How Text Analysis Works: Stemming, Synonyms & Accent Folding
How Text Analysis Works
Understanding how your Opensolr Web Crawler index analyzes text helps you understand why certain searches match certain results — and how to take full advantage of it.
When a page is crawled and its text is indexed, and when a user types a search query, the text goes through an analysis pipeline — a series of processing steps that normalize and transform the text to maximize search quality.
The Analysis Pipeline
Every text field (title, description, text, uri, author) goes through these steps, in order:
1. HTML Stripping
Any remaining HTML tags are stripped out.

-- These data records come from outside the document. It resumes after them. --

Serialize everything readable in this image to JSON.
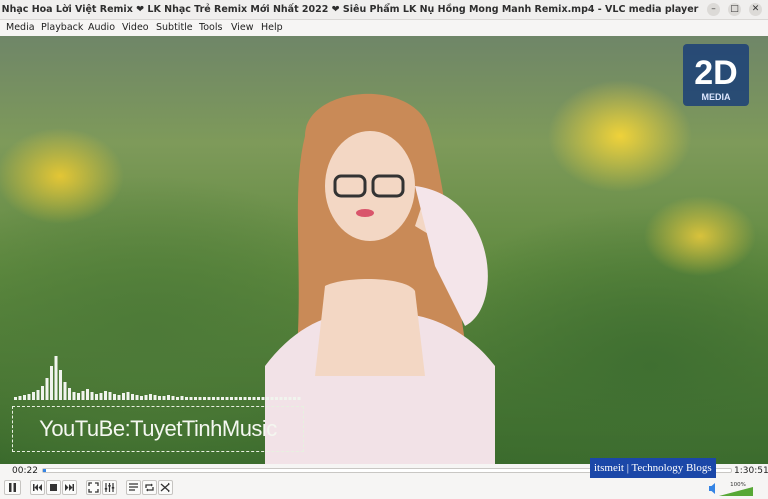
{
  "window": {
    "title": "Nhạc Hoa Lời Việt Remix ❤ LK Nhạc Trẻ Remix Mới Nhất 2022 ❤ Siêu Phẩm LK Nụ Hồng Mong Manh Remix.mp4 - VLC media player",
    "minimize": "–",
    "maximize": "□",
    "close": "✕"
  },
  "menu": {
    "media": "Media",
    "playback": "Playback",
    "audio": "Audio",
    "video": "Video",
    "subtitle": "Subtitle",
    "tools": "Tools",
    "view": "View",
    "help": "Help"
  },
  "video": {
    "logo_text": "2D",
    "logo_sub": "MEDIA",
    "channel": "YouTuBe:TuyetTinhMusic",
    "watermark": "itsmeit | Technology Blogs"
  },
  "player": {
    "elapsed": "00:22",
    "total": "1:30:51",
    "progress": 0.004,
    "volume_label": "100%",
    "volume": 1.0,
    "accent": "#3584e4"
  }
}
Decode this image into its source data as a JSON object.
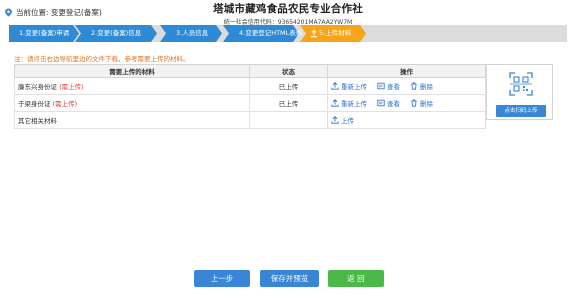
{
  "location": {
    "label": "当前位置: 变更登记(备案)"
  },
  "company": {
    "name": "塔城市藏鸡食品农民专业合作社",
    "credit": "统一社会信用代码：93654201MA7AA2YW7M"
  },
  "steps": [
    {
      "label": "1.变更(备案)申请"
    },
    {
      "label": "2.变更(备案)信息"
    },
    {
      "label": "3.人员信息"
    },
    {
      "label": "4.变更登记HTML表格"
    },
    {
      "label": "5.上传材料"
    }
  ],
  "note": "注：请点击右边导航里边的文件下载，参考需要上传的材料。",
  "table": {
    "headers": [
      "需要上传的材料",
      "状态",
      "操作"
    ],
    "rows": [
      {
        "material": "廉东兴身份证",
        "required": "(需上传)",
        "status": "已上传",
        "reupload": "重新上传",
        "view": "查看",
        "delete": "删除"
      },
      {
        "material": "于梁身份证",
        "required": "(需上传)",
        "status": "已上传",
        "reupload": "重新上传",
        "view": "查看",
        "delete": "删除"
      },
      {
        "material": "其它相关材料",
        "required": "",
        "status": "",
        "upload": "上传"
      }
    ]
  },
  "qr": {
    "button_label": "点击扫码上传"
  },
  "buttons": {
    "prev": "上一步",
    "save": "保存并预览",
    "back": "返 回"
  },
  "colors": {
    "step_active": "#2f8ad6",
    "step_current": "#f6a41a",
    "step_pending": "#dcdcdc",
    "primary": "#3a86d6",
    "success": "#4cb848",
    "note": "#e8741b",
    "required": "#e23b3b",
    "link": "#2a6fc9"
  }
}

You never accidentally search for <div> or <span>.
2. Accent Folding (ISO Latin)
Accented characters are normalized to their ASCII equivalents:
| Input | Becomes |
|---|---|
| café | cafe |
| naïve | naive |
| résumé | resume |
| München | Munchen |
| São Paulo | Sao Paulo |
This means a search for cafe will find pages containing café, and vice versa. You do not need to worry about typing accents.
3. ICU Tokenization
Text is split into individual tokens (words) using the Unicode-aware ICU tokenizer. This handles:
- Standard word boundaries in Western languages
- CJK (Chinese, Japanese, Korean) character segmentation
- Hyphenated words, numbers, email addresses, URLs
4. CJK Width Normalization
Full-width Asian characters are normalized to their half-width equivalents, ensuring consistent matching for CJK content.
5. English Possessive Removal
Removes the possessive 's from English words:
| Input | Becomes |
|---|---|
| John's | John |
| company's | company |
6. Lowercasing
Everything is converted to lowercase. Searches are case-insensitive — OpenSolr, opensolr, and OPENSOLR all match the same results.
7. ASCII Folding
A second pass of character normalization that catches any remaining special characters:
| Input | Becomes |
|---|---|
| ü | u |
| ñ | n |
| ø | o |
8. Stop Word Removal
Common words that add no search value are removed:
a, an, the, is, are, was, were, be, been, being, have, has, had, do, does, did, will, would, could, should, may, might, shall, can, need, dare, ought, used, to, of, in, for, on, with, at, by, from, as, into, through, during, before, after, above, below, between, out, off, over, under, again, further, then, once, ...
This means searching for the best restaurants in New York effectively searches for best restaurants New York — the filler words are ignored.
9. Word Delimiter Processing
Compound words, camelCase, and mixed formats are split intelligently:
| Input | Produces |
|---|---|
Wi-Fi |
Wi, Fi, WiFi (split + concatenated) |
camelCase |
camel, Case, camelCase |
iPhone13 |
iPhone, 13, iPhone13 |
3.5-inch |
3, 5, inch, 35, 3.5inch |
The original form is also preserved, so exact matches still work.
10. Snowball Stemming (English)
Words are reduced to their root form using the Snowball stemmer:
| Input | Stem |
|---|---|
| running | run |
| runs | run |
| runner | runner |
| swimming | swim |
| swam | swam |
| better | better |
| organization | organ |
| organizations | organ |
| configured | configur |
| configuring | configur |
This means a search for running will also match pages containing run, runs, etc. You get broader recall without having to think about word forms.
11. Synonym Expansion (Query Time Only)
When you search, your query terms are expanded using a synonym dictionary. For example:
- Searching
laptopmight also matchnotebook - Searching
carmight also matchautomobile
Synonyms are only applied at query time (not during indexing), so the index stays clean while searches get broader.
Note: You can customize the synonyms dictionary for your index via the Config Files section in your Opensolr Control Panel.
What This Means for You
When building your search UI, you get all of this for free. You do not need to:
- Worry about uppercase vs. lowercase
- Handle accented characters specially
- Stem words yourself
- Remove stop words from queries
- Split compound words
Just send the raw search query to Solr and the analysis pipeline handles the rest.
Practical Examples
| User Searches For | Also Matches |
|---|---|
running shoes |
"run shoe", "runner shoes", "Running Shoes" |
café menu |
"cafe menu", "Café Menu", "CAFE MENU" |
Wi-Fi setup |
"wifi setup", "WiFi Setup", "wi fi setup" |
John's blog |
"john blog", "Johns blog" |
São Paulo restaurants |
"sao paulo restaurants" |
The Spellcheck Field
Separately from the main analysis pipeline, the content is also indexed in a spellcheck field (spell) with minimal processing — just tokenization and lowercasing. This builds the dictionary that powers the "Did you mean...?" suggestions when a user misspells a word.
The Autocomplete Fields
The tags and title_tags fields use edge n-gram analysis, which creates prefix tokens:
| Input | Indexed As |
|---|---|
opensolr |
o, op, ope, open, opens, openso, opensol, opensolr |
This is what powers typeahead / autocomplete suggestions — as the user types each character, results are found instantly because the prefixes are pre-indexed.